ユニクロ「世界統一賃金構想」日本人には両刃の剣 (2)
同社はこれまで社内公用語を英語にしたり、海外で店舗3千店を開設するなどの壮大な計画をうち出したりしており、今度はさらに世界同一賃金構想をうち出した。業界関係者からみると、同社は近年、グローバル化に対応するために努力しているという。その背後にあってよりどころとなっているのは、海外市場開拓での好調な業績だ。同社が最近発表した半期の財務報告によると、昨年9月から今年2月までに、海外市場で目を見張る売上を達成し、売上高は前年同期比54%、営業利益は同39.8%、それぞれ増加した。このうち中国などのアジア諸国が最も売上に貢献したという。会社の業績の好調さにともない、柳井正社長の個人資産は155億ドルに達し、米経済誌「フォーブス」の長者番付では今年再び日本トップの座に着いた。
柳井社長はこのほど同紙の取材に応える中で、世界のどの場所であっても、同じ仕事をすれば同じ賃金がもらえるようにすべきだ。これが自分の出発点だと述べた。狙いは、高給によって新興市場を含む各国で優れた人材を確保し、海外業務をさらに拡大するところにある。経済グローバル化のプロセスの中で、国が変わると賃金がかなり低くなってしまうというのでは、世界規模での発展を考える企業にとっては非常に不合理だという。
▽「社内失業」がさらに悪化?
海外市場におけるユニクロの成功は、モデル転換中の日本企業に一つに道筋を指し示した。ビジネスアナリストの大元隆志氏の指摘によると、同社の世界同一賃金構想は企業の発展にとって合理的なものであり、日本企業がグローバル化の挑戦に対応する際の一つの手本になるという。

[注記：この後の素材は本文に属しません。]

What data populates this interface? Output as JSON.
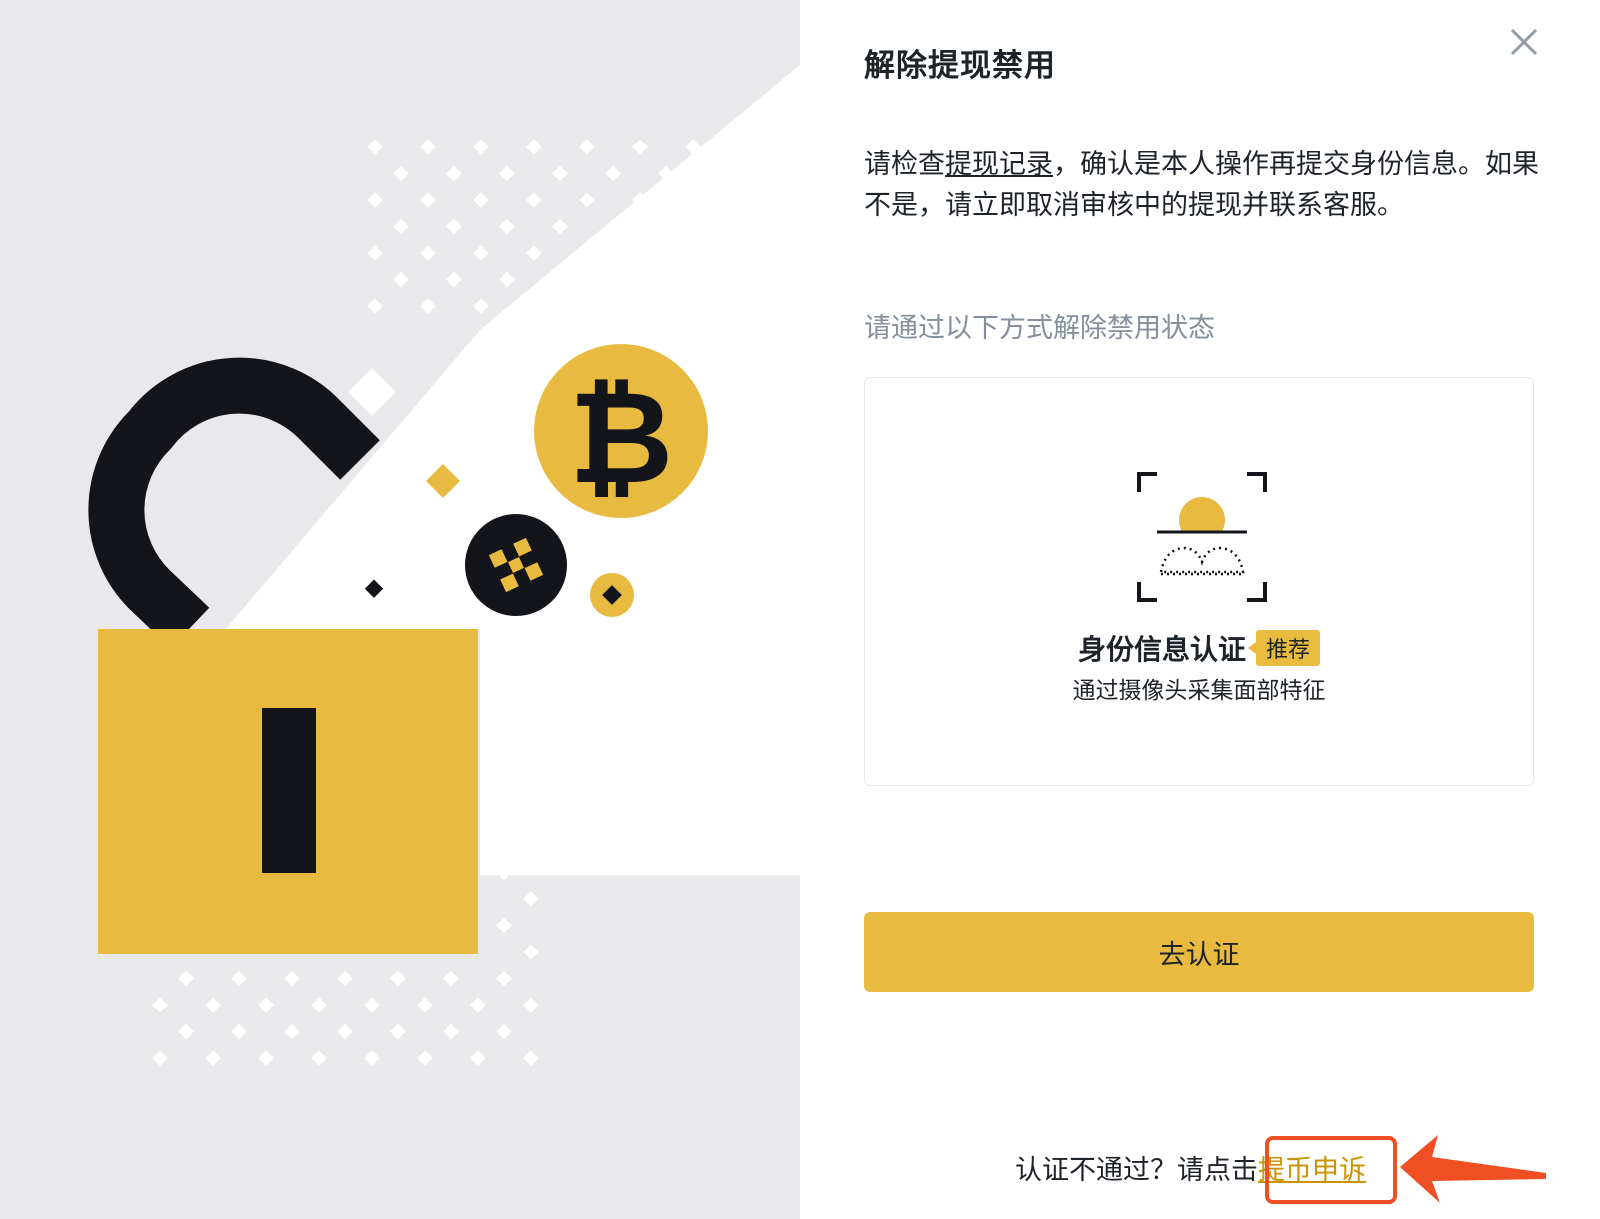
{
  "dialog": {
    "title": "解除提现禁用",
    "description_before_link": "请检查",
    "description_link": "提现记录",
    "description_after_link": "，确认是本人操作再提交身份信息。如果不是，请立即取消审核中的提现并联系客服。",
    "subheading": "请通过以下方式解除禁用状态",
    "method": {
      "title": "身份信息认证",
      "badge": "推荐",
      "subtitle": "通过摄像头采集面部特征"
    },
    "primary_button": "去认证",
    "appeal_prompt": "认证不通过？请点击",
    "appeal_link": "提币申诉"
  },
  "icons": {
    "close": "close-icon",
    "face_scan": "face-scan-icon",
    "bitcoin": "bitcoin-icon",
    "binance": "binance-icon",
    "padlock": "padlock-icon",
    "annotation_arrow": "arrow-icon"
  },
  "colors": {
    "accent": "#e8bb40",
    "link": "#c99400",
    "annotation": "#f04e23",
    "muted_text": "#848e9c"
  }
}
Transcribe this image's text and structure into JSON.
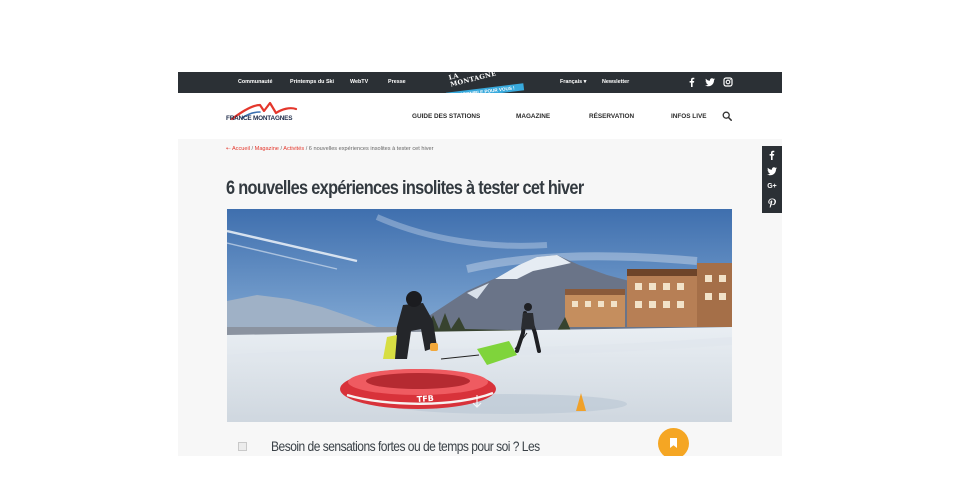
{
  "topbar": {
    "links": [
      "Communauté",
      "Printemps du Ski",
      "WebTV",
      "Presse"
    ],
    "promo_stamp_line1": "LA",
    "promo_stamp_line2": "MONTAGNE",
    "promo_ribbon": "DISPONIBLE POUR VOUS !",
    "language": "Français ▾",
    "newsletter": "Newsletter",
    "social_icons": [
      "facebook-icon",
      "twitter-icon",
      "instagram-icon"
    ]
  },
  "header": {
    "logo_text": "FRANCE MONTAGNES",
    "nav": [
      "GUIDE DES STATIONS",
      "MAGAZINE",
      "RÉSERVATION",
      "INFOS LIVE"
    ]
  },
  "breadcrumb": {
    "home": "Accueil",
    "items": [
      "Magazine",
      "Activités"
    ],
    "current": "6 nouvelles expériences insolites à tester cet hiver"
  },
  "article": {
    "title": "6 nouvelles expériences insolites à tester cet hiver",
    "intro": "Besoin de sensations fortes ou de temps pour soi ? Les"
  },
  "sharebar": {
    "icons": [
      "facebook-icon",
      "twitter-icon",
      "google-plus-icon",
      "pinterest-icon"
    ],
    "gplus_label": "G+"
  },
  "colors": {
    "topbar_bg": "#2b3035",
    "accent_red": "#e4372c",
    "ribbon_blue": "#38a9dc",
    "bookmark_orange": "#f5a623"
  }
}
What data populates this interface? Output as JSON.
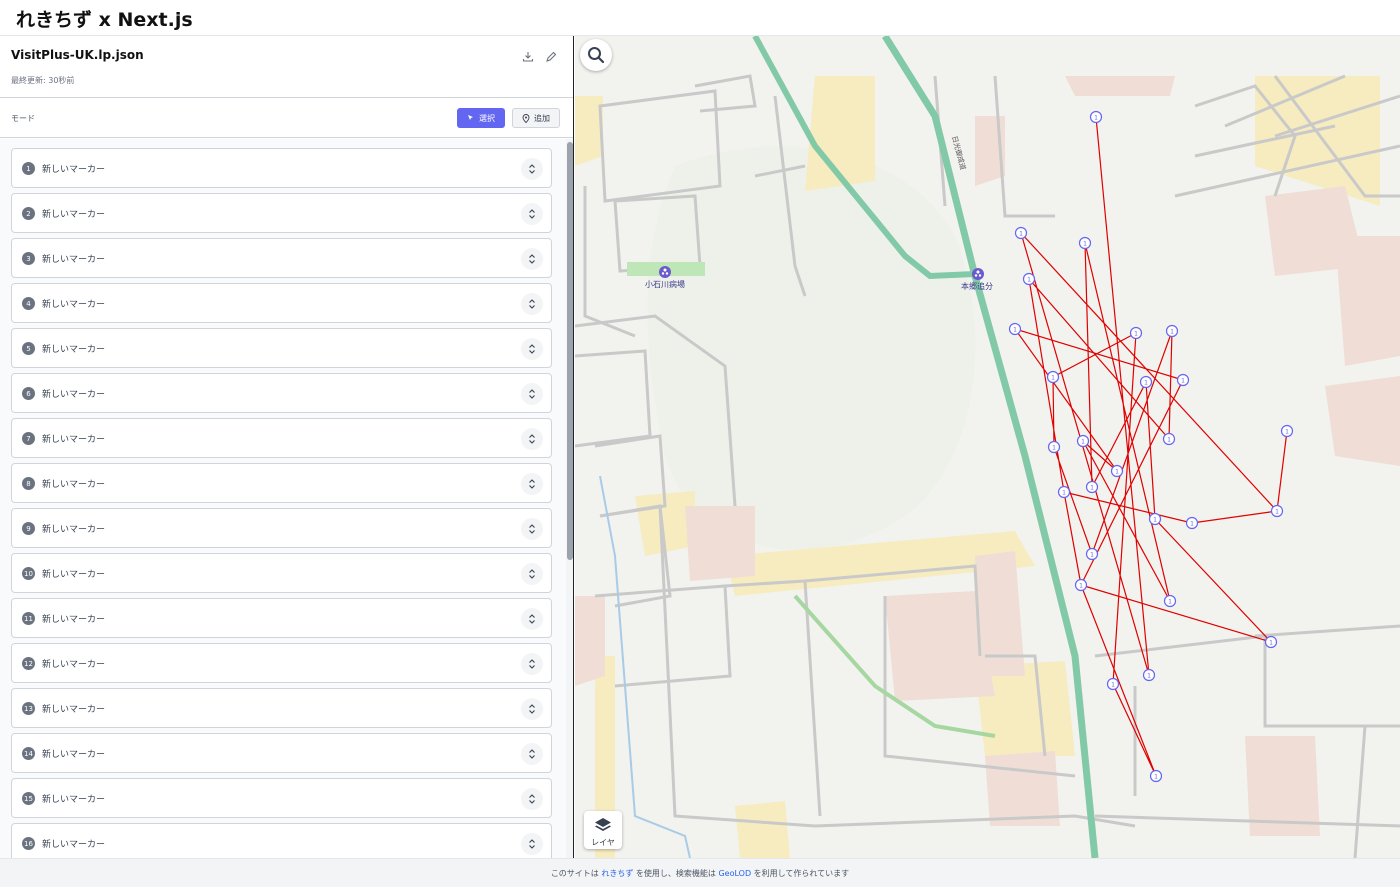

日本の東京大学の後藤則行教授は取材に応える中で次のように述べた。ユニクロの好調な業績はグローバル化という両刃の剣の影響を前にした日本の苦境を覆い隠している。新興国が日に日に世界の生産・商品の中心となり、日本企業はますます多く目を海外に向けるようになった。日本の伝統的な雇用モデルや経済成長モデルは課題に直面し、産業の空洞化が一層加速している。企業の国内での雇用力が低下し、国内の労働者をめぐる環境はより厳しさを増している。経済が低迷する中で正社員の待遇はますます低下し、多くの企業で「社内失業」の現象がみられ、社会問題になりつつある。